Это была роскошь, поняла я. Роскошь быть одновременно восхитительной и безумной.
«Приключение» ежедневного существования
Одно дело навязывать себе трудности; Другое дело наблюдать ежедневную, невозможную борьбу с ним. В течение следующих трех месяцев я продолжал двигаться: на переполненном поезде на Яве, на скоростном катере по неспокойной воде, на хитром самолете, где женщины молились не только в начале полета или в конце, но и во всем.
На заднем ходу автобусных маршрутов пролетали лица шатких домов - они были ненадежно построены на склонах гор, где обрезанная земля была уязвима для грязевых горок. Выйдя из Джакарты, поезд уступил бесконечному количеству трущоб, кучам мусора, зарывающим свидетельства прошлых наводнений.
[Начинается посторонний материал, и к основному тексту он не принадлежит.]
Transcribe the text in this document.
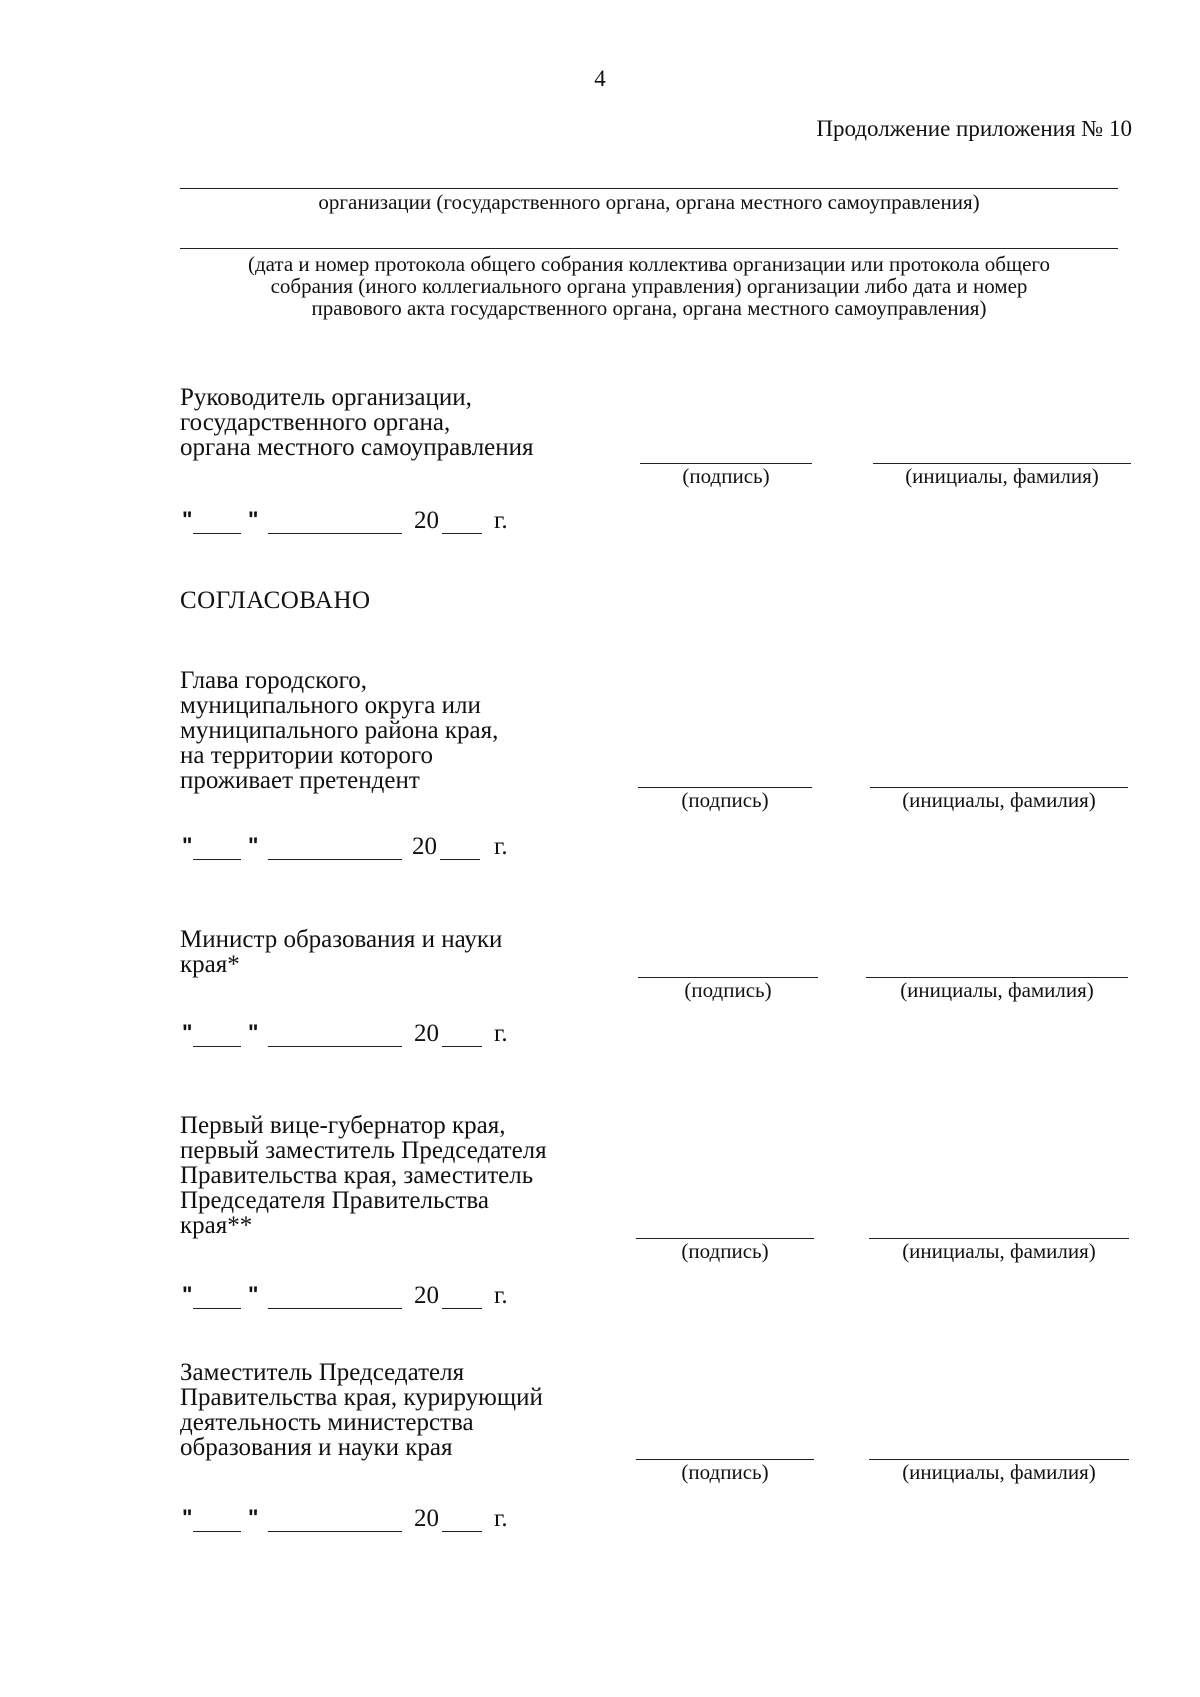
4
Продолжение приложения № 10
организации (государственного органа, органа местного самоуправления)
(дата и номер протокола общего собрания коллектива организации или протокола общего
собрания (иного коллегиального органа управления) организации либо дата и номер
правового акта государственного органа, органа местного самоуправления)
Руководитель организации,
государственного органа,
органа местного самоуправления
(подпись)	(инициалы, фамилия)
"	"	20 г.
СОГЛАСОВАНО
Глава городского,
муниципального округа или
муниципального района края,
на территории которого
проживает претендент
(подпись)	(инициалы, фамилия)
"	"	20 г.
Министр образования и науки
края*
(подпись)	(инициалы, фамилия)
"	"	20 г.
Первый вице-губернатор края,
первый заместитель Председателя
Правительства края, заместитель
Председателя Правительства
края**
(подпись)	(инициалы, фамилия)
"	"	20 г.
Заместитель Председателя
Правительства края, курирующий
деятельность министерства
образования и науки края
(подпись)	(инициалы, фамилия)
"	"	20 г.
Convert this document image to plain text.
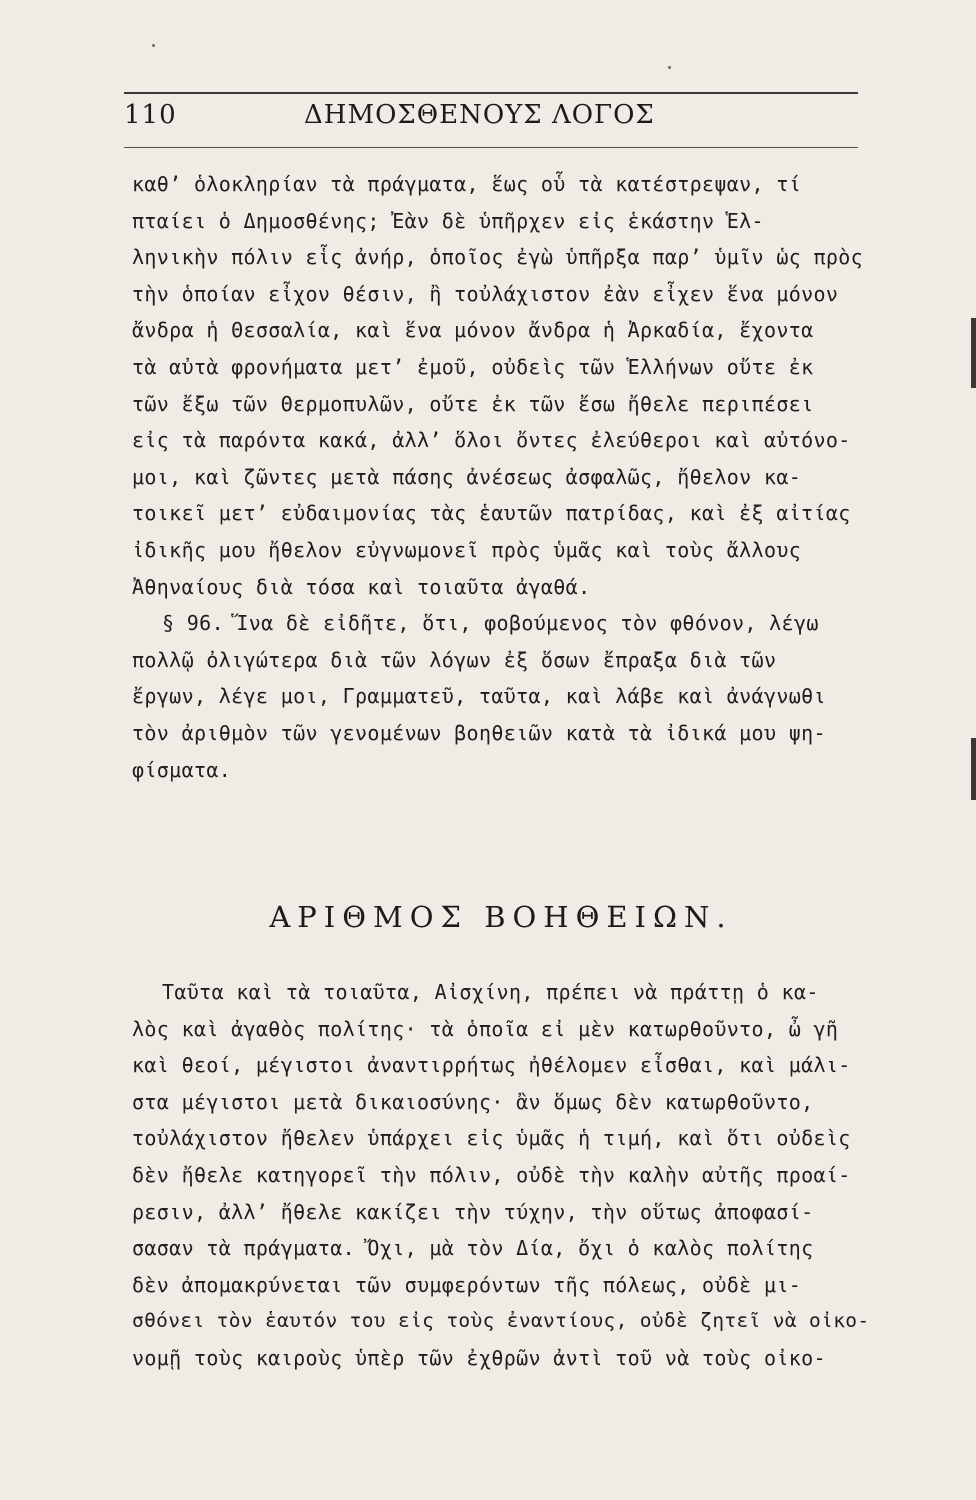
110	ΔΗΜΟΣΘΕΝΟΥΣ ΛΟΓΟΣ
καθ’ ὁλοκληρίαν τὰ πράγματα, ἕως οὗ τὰ κατέστρεψαν, τί
πταίει ὁ Δημοσθένης; Ἐὰν δὲ ὑπῆρχεν εἰς ἑκάστην Ἑλ-
ληνικὴν πόλιν εἷς ἀνήρ, ὁποῖος ἐγὼ ὑπῆρξα παρ’ ὑμῖν ὡς πρὸς
τὴν ὁποίαν εἶχον θέσιν, ἢ τοὐλάχιστον ἐὰν εἶχεν ἕνα μόνον
ἄνδρα ἡ Θεσσαλία, καὶ ἕνα μόνον ἄνδρα ἡ Ἀρκαδία, ἔχοντα
τὰ αὐτὰ φρονήματα μετ’ ἐμοῦ, οὐδεὶς τῶν Ἑλλήνων οὔτε ἐκ
τῶν ἔξω τῶν Θερμοπυλῶν, οὔτε ἐκ τῶν ἔσω ἤθελε περιπέσει
εἰς τὰ παρόντα κακά, ἀλλ’ ὅλοι ὄντες ἐλεύθεροι καὶ αὐτόνο-
μοι, καὶ ζῶντες μετὰ πάσης ἀνέσεως ἀσφαλῶς, ἤθελον κα-
τοικεῖ μετ’ εὐδαιμονίας τὰς ἑαυτῶν πατρίδας, καὶ ἐξ αἰτίας
ἰδικῆς μου ἤθελον εὐγνωμονεῖ πρὸς ὑμᾶς καὶ τοὺς ἄλλους
Ἀθηναίους διὰ τόσα καὶ τοιαῦτα ἀγαθά.
§ 96. Ἵνα δὲ εἰδῆτε, ὅτι, φοβούμενος τὸν φθόνον, λέγω
πολλῷ ὀλιγώτερα διὰ τῶν λόγων ἐξ ὅσων ἔπραξα διὰ τῶν
ἔργων, λέγε μοι, Γραμματεῦ, ταῦτα, καὶ λάβε καὶ ἀνάγνωθι
τὸν ἀριθμὸν τῶν γενομένων βοηθειῶν κατὰ τὰ ἰδικά μου ψη-
φίσματα.
ΑΡΙΘΜΟΣ ΒΟΗΘΕΙΩΝ.
Ταῦτα καὶ τὰ τοιαῦτα, Αἰσχίνη, πρέπει νὰ πράττῃ ὁ κα-
λὸς καὶ ἀγαθὸς πολίτης· τὰ ὁποῖα εἰ μὲν κατωρθοῦντο, ὦ γῆ
καὶ θεοί, μέγιστοι ἀναντιρρήτως ἠθέλομεν εἶσθαι, καὶ μάλι-
στα μέγιστοι μετὰ δικαιοσύνης· ἂν ὅμως δὲν κατωρθοῦντο,
τοὐλάχιστον ἤθελεν ὑπάρχει εἰς ὑμᾶς ἡ τιμή, καὶ ὅτι οὐδεὶς
δὲν ἤθελε κατηγορεῖ τὴν πόλιν, οὐδὲ τὴν καλὴν αὐτῆς προαί-
ρεσιν, ἀλλ’ ἤθελε κακίζει τὴν τύχην, τὴν οὕτως ἀποφασί-
σασαν τὰ πράγματα. Ὄχι, μὰ τὸν Δία, ὄχι ὁ καλὸς πολίτης
δὲν ἀπομακρύνεται τῶν συμφερόντων τῆς πόλεως, οὐδὲ μι-
σθόνει τὸν ἑαυτόν του εἰς τοὺς ἐναντίους, οὐδὲ ζητεῖ νὰ οἰκο-
νομῇ τοὺς καιροὺς ὑπὲρ τῶν ἐχθρῶν ἀντὶ τοῦ νὰ τοὺς οἰκο-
По всей Яве беженцы от оползней, наводнений и землетрясений - постоянной жизни в Индонезии - цепляются за временные убежища в ожидании помощи правительства. Трудности, как искусственные, так и обусловленные природой, невозможно игнорировать.
Местные жители, которых я встречал по всей Индонезии, повторяли признание робости рыбака: «У нас нет таких приключений, как ты», - говорили они. И все же в своей повседневной жизни они были непоколебимыми людьми. Дети, попрошайничающие на улицах Джакарты, случайно переплетались с хаотичным движением, фургонами и мотоциклами, не подчиненными никаким реальным правилам дорожного движения. Пешеходы безразлично шли по дорожкам скоростных автомобилей, созвучных какой-то невысказанной хореографии.
Озадаченный, я остановился на углах улиц, ожидая мгновение, чтобы перелететь через. Большинство индонезийцев обладали балансом и грацией, о которых я мог только мечтать. Я предполагал, что при всех их оговорках местные жители будут жить намного лучше в тропическом лесу, чем я. Но зачем проверять себя, когда ежедневного испытания существования достаточно?
Смерть
Балийцы и Torajans известны своими тщательно продуманными похоронами, привлекающими посетителей со всего мира каждый год. Но вокруг архипелага более спокойные церемонии траура в мусульманской и христианской традиции являются повседневной рутиной. А поскольку доступ к медицинской помощи для многих ограничен, причина смерти часто неизвестна.
В сельской деревне в Хальмахере, которую я посетил, ребенок умер от лихорадки, с которой он боролся в течение нескольких дней. Такие новости распространяются среди жителей деревни с молниеносной скоростью, и они пришли во двор дома, где в тот же вечер я делила еду с местной семьей. Девочка-подросток, стоящая в дверях их маленького дома, умоляющим взглядом выглянула и спросила:
Но почему? Почему он умер?
Она смотрела не на посланника, а на меня. Я не мог ответить на вопрос больше, чем другие люди там. Это была лихорадка; кто или что вызвало эту лихорадку я не знал. Тишина заполнила грязную территорию, где мы сидели, разбросанные на пластиковых стульях. Мир выглядел туманным в тусклом свете заката.
«Бог взял его», - сказал мужчина рядом со мной. Остальная часть группы кивнула.